Online players also save on logistics, says Chaitanya Ramalingegowda, co-founder and director at Wakefit. “We implemented the roll-pack technology that allows the mattress to fit into a compact box. This lets us ship more products at a time,” he says. Wakefit has only two factories—one in north India and the other in south India—as opposed to older players with 10-12 factories across the country, he points out. The company hopes to close FY22 with a turnover of 630 crore, up from197 crore in FY20. It has one offline experience centre in Bengaluru, with plans to launch 10 more across five cities soon; these centres will not only be experiential, but also double up as booking/ retail sales outlets.
Offline boost
Rajat Wahi, partner, Deloitte India, points out that these new-age mattress brands must establish deeper offline distribution to expand reach. “After all, more than 90% of retail is offline in India,” he notes.
This is why D2C brands are not only taking the offline route, but also foraying into other segments like furniture and sleepwear.

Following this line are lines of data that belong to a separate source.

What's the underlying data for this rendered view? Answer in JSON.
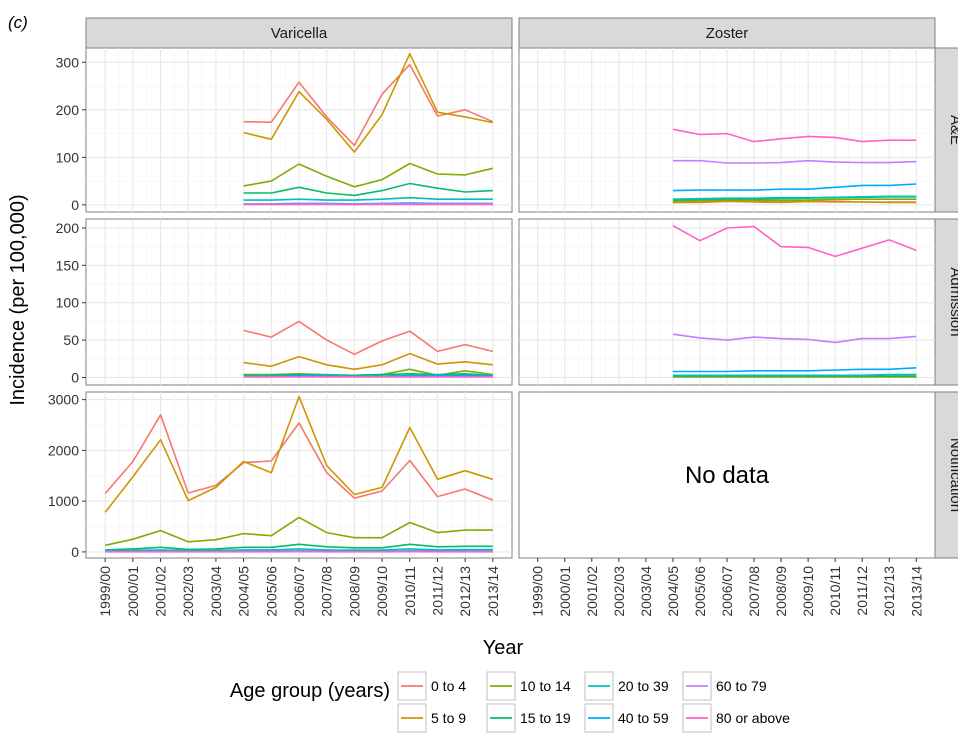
{
  "chart_data": {
    "type": "line",
    "panel_tag": "(c)",
    "columns": [
      "Varicella",
      "Zoster"
    ],
    "rows": [
      "A&E",
      "Admission",
      "Notification"
    ],
    "xlabel": "Year",
    "ylabel": "Incidence (per 100,000)",
    "categories": [
      "1999/00",
      "2000/01",
      "2001/02",
      "2002/03",
      "2003/04",
      "2004/05",
      "2005/06",
      "2006/07",
      "2007/08",
      "2008/09",
      "2009/10",
      "2010/11",
      "2011/12",
      "2012/13",
      "2013/14"
    ],
    "row_axes": [
      {
        "ylim": [
          -15,
          330
        ],
        "ticks": [
          0,
          100,
          200,
          300
        ]
      },
      {
        "ylim": [
          -10,
          212
        ],
        "ticks": [
          0,
          50,
          100,
          150,
          200
        ]
      },
      {
        "ylim": [
          -120,
          3150
        ],
        "ticks": [
          0,
          1000,
          2000,
          3000
        ]
      }
    ],
    "no_data_text": "No data",
    "legend": {
      "title": "Age group (years)",
      "placement": "bottom",
      "entries": [
        "0 to 4",
        "5 to 9",
        "10 to 14",
        "15 to 19",
        "20 to 39",
        "40 to 59",
        "60 to 79",
        "80 or above"
      ],
      "colors": [
        "#F8766D",
        "#CD9600",
        "#7CAE00",
        "#00BE67",
        "#00BFC4",
        "#00A9FF",
        "#C77CFF",
        "#FF61CC"
      ]
    },
    "panels": [
      {
        "row": 0,
        "col": 0,
        "series": [
          {
            "name": "0 to 4",
            "values": [
              null,
              null,
              null,
              null,
              null,
              175,
              174,
              258,
              185,
              125,
              233,
              295,
              187,
              200,
              175
            ]
          },
          {
            "name": "5 to 9",
            "values": [
              null,
              null,
              null,
              null,
              null,
              152,
              138,
              238,
              180,
              111,
              190,
              318,
              195,
              185,
              173
            ]
          },
          {
            "name": "10 to 14",
            "values": [
              null,
              null,
              null,
              null,
              null,
              40,
              50,
              86,
              60,
              38,
              53,
              87,
              65,
              63,
              77
            ]
          },
          {
            "name": "15 to 19",
            "values": [
              null,
              null,
              null,
              null,
              null,
              25,
              25,
              37,
              25,
              20,
              30,
              45,
              35,
              27,
              30
            ]
          },
          {
            "name": "20 to 39",
            "values": [
              null,
              null,
              null,
              null,
              null,
              10,
              10,
              12,
              10,
              10,
              12,
              15,
              12,
              12,
              12
            ]
          },
          {
            "name": "40 to 59",
            "values": [
              null,
              null,
              null,
              null,
              null,
              2,
              2,
              3,
              3,
              2,
              3,
              4,
              3,
              3,
              3
            ]
          },
          {
            "name": "60 to 79",
            "values": [
              null,
              null,
              null,
              null,
              null,
              1,
              1,
              2,
              2,
              1,
              2,
              2,
              2,
              2,
              2
            ]
          },
          {
            "name": "80 or above",
            "values": [
              null,
              null,
              null,
              null,
              null,
              1,
              1,
              1,
              1,
              1,
              1,
              1,
              1,
              1,
              1
            ]
          }
        ]
      },
      {
        "row": 0,
        "col": 1,
        "series": [
          {
            "name": "0 to 4",
            "values": [
              null,
              null,
              null,
              null,
              null,
              5,
              5,
              7,
              6,
              5,
              7,
              8,
              6,
              6,
              6
            ]
          },
          {
            "name": "5 to 9",
            "values": [
              null,
              null,
              null,
              null,
              null,
              5,
              6,
              8,
              7,
              6,
              7,
              6,
              6,
              5,
              5
            ]
          },
          {
            "name": "10 to 14",
            "values": [
              null,
              null,
              null,
              null,
              null,
              8,
              9,
              10,
              10,
              9,
              10,
              12,
              12,
              12,
              12
            ]
          },
          {
            "name": "15 to 19",
            "values": [
              null,
              null,
              null,
              null,
              null,
              10,
              12,
              13,
              13,
              13,
              14,
              16,
              16,
              17,
              17
            ]
          },
          {
            "name": "20 to 39",
            "values": [
              null,
              null,
              null,
              null,
              null,
              12,
              13,
              14,
              14,
              15,
              15,
              16,
              17,
              18,
              18
            ]
          },
          {
            "name": "40 to 59",
            "values": [
              null,
              null,
              null,
              null,
              null,
              30,
              31,
              31,
              31,
              33,
              33,
              37,
              41,
              41,
              44
            ]
          },
          {
            "name": "60 to 79",
            "values": [
              null,
              null,
              null,
              null,
              null,
              93,
              93,
              88,
              88,
              89,
              93,
              90,
              89,
              89,
              91
            ]
          },
          {
            "name": "80 or above",
            "values": [
              null,
              null,
              null,
              null,
              null,
              159,
              148,
              150,
              133,
              139,
              144,
              142,
              133,
              136,
              136
            ]
          }
        ]
      },
      {
        "row": 1,
        "col": 0,
        "series": [
          {
            "name": "0 to 4",
            "values": [
              null,
              null,
              null,
              null,
              null,
              63,
              54,
              75,
              50,
              31,
              49,
              62,
              35,
              44,
              35
            ]
          },
          {
            "name": "5 to 9",
            "values": [
              null,
              null,
              null,
              null,
              null,
              20,
              15,
              28,
              17,
              11,
              17,
              32,
              18,
              21,
              17
            ]
          },
          {
            "name": "10 to 14",
            "values": [
              null,
              null,
              null,
              null,
              null,
              4,
              4,
              5,
              4,
              3,
              4,
              11,
              3,
              9,
              4
            ]
          },
          {
            "name": "15 to 19",
            "values": [
              null,
              null,
              null,
              null,
              null,
              3,
              3,
              4,
              3,
              3,
              4,
              5,
              4,
              5,
              3
            ]
          },
          {
            "name": "20 to 39",
            "values": [
              null,
              null,
              null,
              null,
              null,
              2,
              2,
              3,
              3,
              2,
              2,
              3,
              3,
              3,
              3
            ]
          },
          {
            "name": "40 to 59",
            "values": [
              null,
              null,
              null,
              null,
              null,
              1,
              1,
              2,
              2,
              1,
              1,
              2,
              2,
              2,
              2
            ]
          },
          {
            "name": "60 to 79",
            "values": [
              null,
              null,
              null,
              null,
              null,
              1,
              1,
              1,
              1,
              1,
              1,
              1,
              1,
              1,
              1
            ]
          },
          {
            "name": "80 or above",
            "values": [
              null,
              null,
              null,
              null,
              null,
              1,
              1,
              1,
              1,
              1,
              1,
              1,
              1,
              1,
              1
            ]
          }
        ]
      },
      {
        "row": 1,
        "col": 1,
        "series": [
          {
            "name": "0 to 4",
            "values": [
              null,
              null,
              null,
              null,
              null,
              1,
              1,
              1,
              1,
              1,
              1,
              1,
              1,
              1,
              1
            ]
          },
          {
            "name": "5 to 9",
            "values": [
              null,
              null,
              null,
              null,
              null,
              1,
              1,
              1,
              1,
              1,
              1,
              1,
              1,
              1,
              1
            ]
          },
          {
            "name": "10 to 14",
            "values": [
              null,
              null,
              null,
              null,
              null,
              1,
              1,
              1,
              1,
              1,
              1,
              1,
              1,
              1,
              1
            ]
          },
          {
            "name": "15 to 19",
            "values": [
              null,
              null,
              null,
              null,
              null,
              2,
              2,
              2,
              2,
              2,
              2,
              2,
              2,
              2,
              2
            ]
          },
          {
            "name": "20 to 39",
            "values": [
              null,
              null,
              null,
              null,
              null,
              3,
              3,
              3,
              3,
              3,
              3,
              3,
              3,
              4,
              4
            ]
          },
          {
            "name": "40 to 59",
            "values": [
              null,
              null,
              null,
              null,
              null,
              8,
              8,
              8,
              9,
              9,
              9,
              10,
              11,
              11,
              13
            ]
          },
          {
            "name": "60 to 79",
            "values": [
              null,
              null,
              null,
              null,
              null,
              58,
              53,
              50,
              54,
              52,
              51,
              47,
              52,
              52,
              55
            ]
          },
          {
            "name": "80 or above",
            "values": [
              null,
              null,
              null,
              null,
              null,
              203,
              183,
              200,
              202,
              175,
              174,
              162,
              173,
              184,
              170
            ]
          }
        ]
      },
      {
        "row": 2,
        "col": 0,
        "series": [
          {
            "name": "0 to 4",
            "values": [
              1150,
              1780,
              2700,
              1160,
              1310,
              1760,
              1790,
              2540,
              1560,
              1060,
              1200,
              1800,
              1090,
              1240,
              1020
            ]
          },
          {
            "name": "5 to 9",
            "values": [
              780,
              1480,
              2210,
              1010,
              1270,
              1780,
              1560,
              3060,
              1700,
              1130,
              1270,
              2450,
              1430,
              1600,
              1430
            ]
          },
          {
            "name": "10 to 14",
            "values": [
              130,
              250,
              420,
              200,
              240,
              360,
              320,
              680,
              380,
              280,
              280,
              580,
              380,
              430,
              430
            ]
          },
          {
            "name": "15 to 19",
            "values": [
              40,
              60,
              90,
              50,
              60,
              90,
              90,
              150,
              100,
              80,
              80,
              150,
              100,
              110,
              110
            ]
          },
          {
            "name": "20 to 39",
            "values": [
              20,
              30,
              40,
              25,
              30,
              40,
              40,
              60,
              40,
              35,
              35,
              60,
              40,
              45,
              45
            ]
          },
          {
            "name": "40 to 59",
            "values": [
              10,
              12,
              15,
              10,
              12,
              15,
              15,
              20,
              15,
              12,
              12,
              20,
              15,
              15,
              15
            ]
          },
          {
            "name": "60 to 79",
            "values": [
              5,
              5,
              6,
              5,
              5,
              6,
              6,
              8,
              6,
              5,
              5,
              8,
              6,
              6,
              6
            ]
          },
          {
            "name": "80 or above",
            "values": [
              2,
              2,
              3,
              2,
              2,
              3,
              3,
              4,
              3,
              2,
              2,
              4,
              3,
              3,
              3
            ]
          }
        ]
      }
    ]
  }
}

Kabir Siddiq, founder and CEO of SleepyCat, says the brand has plans to launch around four experience centres, and aims to become a one-stop shop for all sleep and comfort solutions, offering comforters, pillows and even bedding for pets.
Is the proliferation of D2C players giving legacy brands sleepless nights? Mohanraj J, CEO, Duroflex, says it has been akin to a “wake-up call”. He says the company has poured in investments into the D2C segment in the past few years, and now even has a completely online brand called Sleepyhead, catering to the millennial consumers. “Until recently, about 10% of our company’s growth was from online sales, but we expect that number to change to 30-35% this year,” he adds.
Despite the influx of new-age players, he maintains that Duroflex has doubled its growth in the past two years, with traditional retail registering 25-30% annual growth.